If it were reduced to just the first chapter it would make a semi-decent essay, but I have never been a fan of the song-by-song description mode that the rest of the book employs. It almost invariably becomes a boring enumeration: "oh yeah, this song is quite nice,", "oh yeah, this one's nice too". Much better to zigzag through the record and bind its themes (of which this one has plenty) together.
It’s a happy circumstance that recent in-depth remasters and reissues have managed to render some elements of the text obsolete (pertaining to the unavailability of many vaulted tracks), and a happier one that the book remains a solid look at an album that sank like a stone at the time as not fitting in and has since gained critical and commercial ground as being a perfect expression of its time, a portrait of an in-between England.
Well-researched and terribly written. Confusing who this is directed at; the author glosses over quite a bit of Kinks lore that seems relevant to anyone wanting to learn more about their most iconoclastic album, but then repeats ad nauseam how bold it was to be singing about nancy-boy Britannia in the time of rock and roll reinvention. Like yes thanks girlie that’s why I like this record in the first place — now can I have a crumb of context?

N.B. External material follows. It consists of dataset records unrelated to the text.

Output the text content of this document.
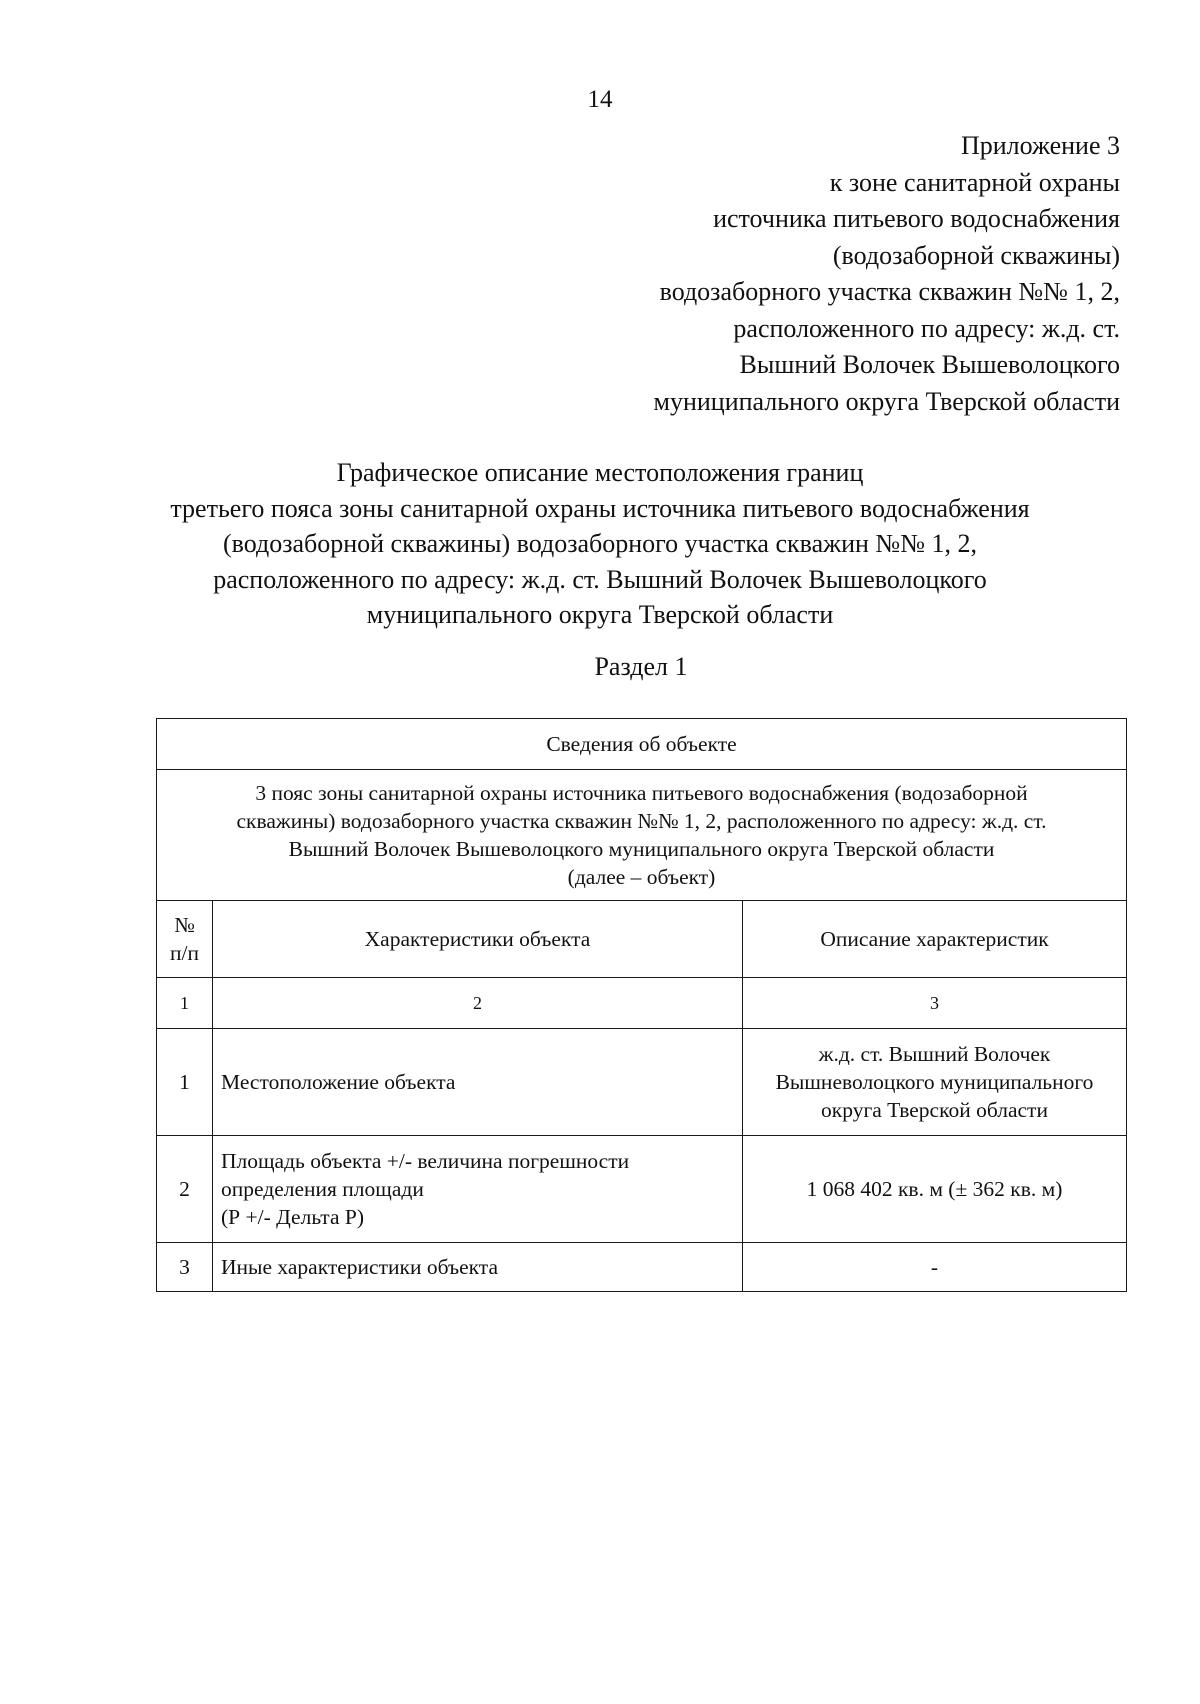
14
Приложение 3
к зоне санитарной охраны
источника питьевого водоснабжения
(водозаборной скважины)
водозаборного участка скважин №№ 1, 2,
расположенного по адресу: ж.д. ст.
Вышний Волочек Вышеволоцкого
муниципального округа Тверской области
Графическое описание местоположения границ
третьего пояса зоны санитарной охраны источника питьевого водоснабжения
(водозаборной скважины) водозаборного участка скважин №№ 1, 2,
расположенного по адресу: ж.д. ст. Вышний Волочек Вышеволоцкого
муниципального округа Тверской области
Раздел 1
Сведения об объекте		

3 пояс зоны санитарной охраны источника питьевого водоснабжения (водозаборной
скважины) водозаборного участка скважин №№ 1, 2, расположенного по адресу: ж.д. ст.
Вышний Волочек Вышеволоцкого муниципального округа Тверской области
(далее – объект)		

№
п/п	Характеристики объекта	Описание характеристик
1	2	3
1	Местоположение объекта	ж.д. ст. Вышний Волочек
Вышневолоцкого муниципального
округа Тверской области

2	Площадь объекта +/- величина погрешности
определения площади
(Р +/- Дельта Р)	1 068 402 кв. м (± 362 кв. м)

3	Иные характеристики объекта	-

I am relatively new to Kinks fandom, so there was a lot to learn here about the group's career, their interpersonal dynamics, and the figure of Ray Davies in particular (and the influence of Rasa). TKATVGPS gets the accolades it deserves and their subsequent output is thrashed and mangled beyond recognition. Very complete with all the a-sides, b-sides and out-takes from the period between Something Else and Arthur.
A very useful and workmanlike history of the circumstances surrounding the making of one of the great albums of the 1960's, and a cogent track by track analysis of what makes the album work. I could probably have done without his detailed overview of the songs which The Kinks recorded contemporaneously with the album, and which may or may not have been part of a purported two record album which Ray Davies wanted to make, but that is a minor cavil.
This is the fourth book in the series and my least favorite so far. Partially because I'm not a big Kinks fan and partially because it was too much like a dry book report. I wanted more than just the facts. Nothing in this book made me care about either the album or the book. It's fine, but it's not for me.
Not one of the best of the series. Not one of the worst. It is very much just a track by track analysis including B-sides and unreleased songs recorded at the time. This author really hates “Plastic Man” with a vengeance. I actually don’t think it’s that bad. You won’t get much from this if you don’t know the album very well. For diehards only.
Man, just an exhaustive (and occasionally exhausting) journey through the minutiae of the songs that made this great album (as well as a number of the songs written by Ray Davies around the same time). For a mere 140 pages it feels and reads longer.
To my mind, this is one of the more successful books in the series, with an appropriate amount of attention on the history of the artist, the genesis and execution of the album, and the songs recorded for it.
An excellent history and critique of The Kinks' finest hour (though, at the time, it certainly seemed like anything but). Illuminating, insightful and extremely interesting.